Introduction & Purpose
The Four Faces of Coaching is a practical self-assessment and conversation guide. It helps you recognize where you are confident and effective as a coach and where you may want to stretch, across a full range of coaching actions and strengths.
Target Audience
- Leaders & Managers: Self-assess coaching tendencies and plan focused development.
- Facilitators & Coaches: Use the framework to structure feedback and development plans.
- Program / Project Teams: Include the questionnaire in journeys and workshops; debrief patterns.
The Four Faces: Overview
- Expert (Wisdom): Provides clarity and breaks down complexity; sets high standards; shares knowledge and shows how to do things thoroughly.
- Challenger (Courage): Calls out blind spots, gives tough feedback, stretches thinking, and motivates improvement.
- Counselor / Explorer (Respect): Listens deeply, helps people surface what’s really going on, and supports them to generate their own solutions. (Some BTS materials refer to this Face as “Explorer”.)
- Supporter (Care): Builds confidence, notices potential, praises progress, empowers and trusts others to take on challenges.
Questionnaire & Scoring
How to complete: For each statement, tick one box: Very Strong, Strong, Could Develop, or Must Develop.
Scoring (updated): Assign 3 points to Very Strong, 2 to Strong, 1 to Could Develop, and 0 to Must Develop. Sum points for each Face, then rank the Faces from 1 (most dominant) to 4 (least natural).
Example indicators by Face:
- Expert: respected role model; explains clearly; briefs tasks thoroughly.
- Challenger: addresses poor performance quickly; gives constructive negative feedback; helps people see bigger possibilities.
- Counselor/Explorer: people seek you for difficult issues; you’re comfortable with emotion; you help others find their own solutions.
- Supporter: builds confidence; praises readily; empowers and trusts others; finds stretching tasks for growth.
Using Your Results
- Identify your dominant Face: Which Face do you favor most often?
- Choose a development Face: Select one to strengthen that would positively impact your current coaching.
- Plan practice: Pair real conversations with the relevant prompt set (below) to build range across Faces.
Coaching Questions Library
Use these prompts to intentionally shift your stance in-the-moment:
- Challenger (Courage): What are you avoiding or reluctant to face? What assumption might you be making? If you had to challenge the status quo, where would you start? What’s the cost of not addressing this now?

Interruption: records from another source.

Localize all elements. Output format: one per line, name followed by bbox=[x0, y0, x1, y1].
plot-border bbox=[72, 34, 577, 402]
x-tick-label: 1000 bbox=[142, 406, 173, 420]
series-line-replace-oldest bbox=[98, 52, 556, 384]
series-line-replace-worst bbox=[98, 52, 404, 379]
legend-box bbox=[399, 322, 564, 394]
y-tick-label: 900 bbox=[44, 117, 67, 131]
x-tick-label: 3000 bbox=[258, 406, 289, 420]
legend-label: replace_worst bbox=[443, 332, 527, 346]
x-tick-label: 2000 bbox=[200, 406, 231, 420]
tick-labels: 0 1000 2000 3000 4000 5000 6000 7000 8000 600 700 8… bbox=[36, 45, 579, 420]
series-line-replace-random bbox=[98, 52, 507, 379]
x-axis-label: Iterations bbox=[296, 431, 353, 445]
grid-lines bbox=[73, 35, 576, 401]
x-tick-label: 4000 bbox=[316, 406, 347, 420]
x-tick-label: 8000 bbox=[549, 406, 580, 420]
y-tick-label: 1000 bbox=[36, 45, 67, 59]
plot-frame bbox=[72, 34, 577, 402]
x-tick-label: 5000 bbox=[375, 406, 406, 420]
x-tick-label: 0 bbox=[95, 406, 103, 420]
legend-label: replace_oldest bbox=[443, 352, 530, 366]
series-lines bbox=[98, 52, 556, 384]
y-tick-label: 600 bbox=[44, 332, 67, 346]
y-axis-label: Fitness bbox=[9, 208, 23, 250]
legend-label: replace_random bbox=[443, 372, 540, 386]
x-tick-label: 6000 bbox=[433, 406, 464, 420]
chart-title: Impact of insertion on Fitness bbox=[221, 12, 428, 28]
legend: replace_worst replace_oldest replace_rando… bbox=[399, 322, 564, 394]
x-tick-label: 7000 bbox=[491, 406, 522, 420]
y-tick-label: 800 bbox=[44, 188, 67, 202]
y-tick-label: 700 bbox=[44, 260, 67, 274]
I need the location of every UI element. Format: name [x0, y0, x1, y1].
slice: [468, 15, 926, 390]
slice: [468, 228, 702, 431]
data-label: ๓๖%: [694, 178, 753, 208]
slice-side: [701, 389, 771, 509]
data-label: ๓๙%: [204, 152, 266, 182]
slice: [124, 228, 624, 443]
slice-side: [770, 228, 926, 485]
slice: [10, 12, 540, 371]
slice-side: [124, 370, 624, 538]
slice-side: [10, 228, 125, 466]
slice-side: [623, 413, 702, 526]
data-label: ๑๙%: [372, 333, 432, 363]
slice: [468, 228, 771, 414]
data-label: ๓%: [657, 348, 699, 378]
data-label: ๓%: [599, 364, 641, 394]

- Counselor / Explorer (Respect): What feels unresolved or unspoken? If you set aside your usual lens, what new angle appears? What else could be true? What deeper opportunity might be here?
- Expert (Wisdom): What do you most need clarity on? Would a framework help? What would success look like step-by-step? Where are the knowledge gaps?
- Supporter (Care): What are you proud of in how you’re handling this? What strengths can you leverage? What small step would feel like progress today? How can I best champion you right now?
Watchouts & Considerations
- Balance your stance: Over-reliance on one Face can limit growth—practice flexing to what the coachee and context need.
- Score is a signal, not a label: Use totals to guide development; validate with reflection and feedback.
- Psychological safety: When using Challenger prompts, maintain care and respect to keep the conversation productive.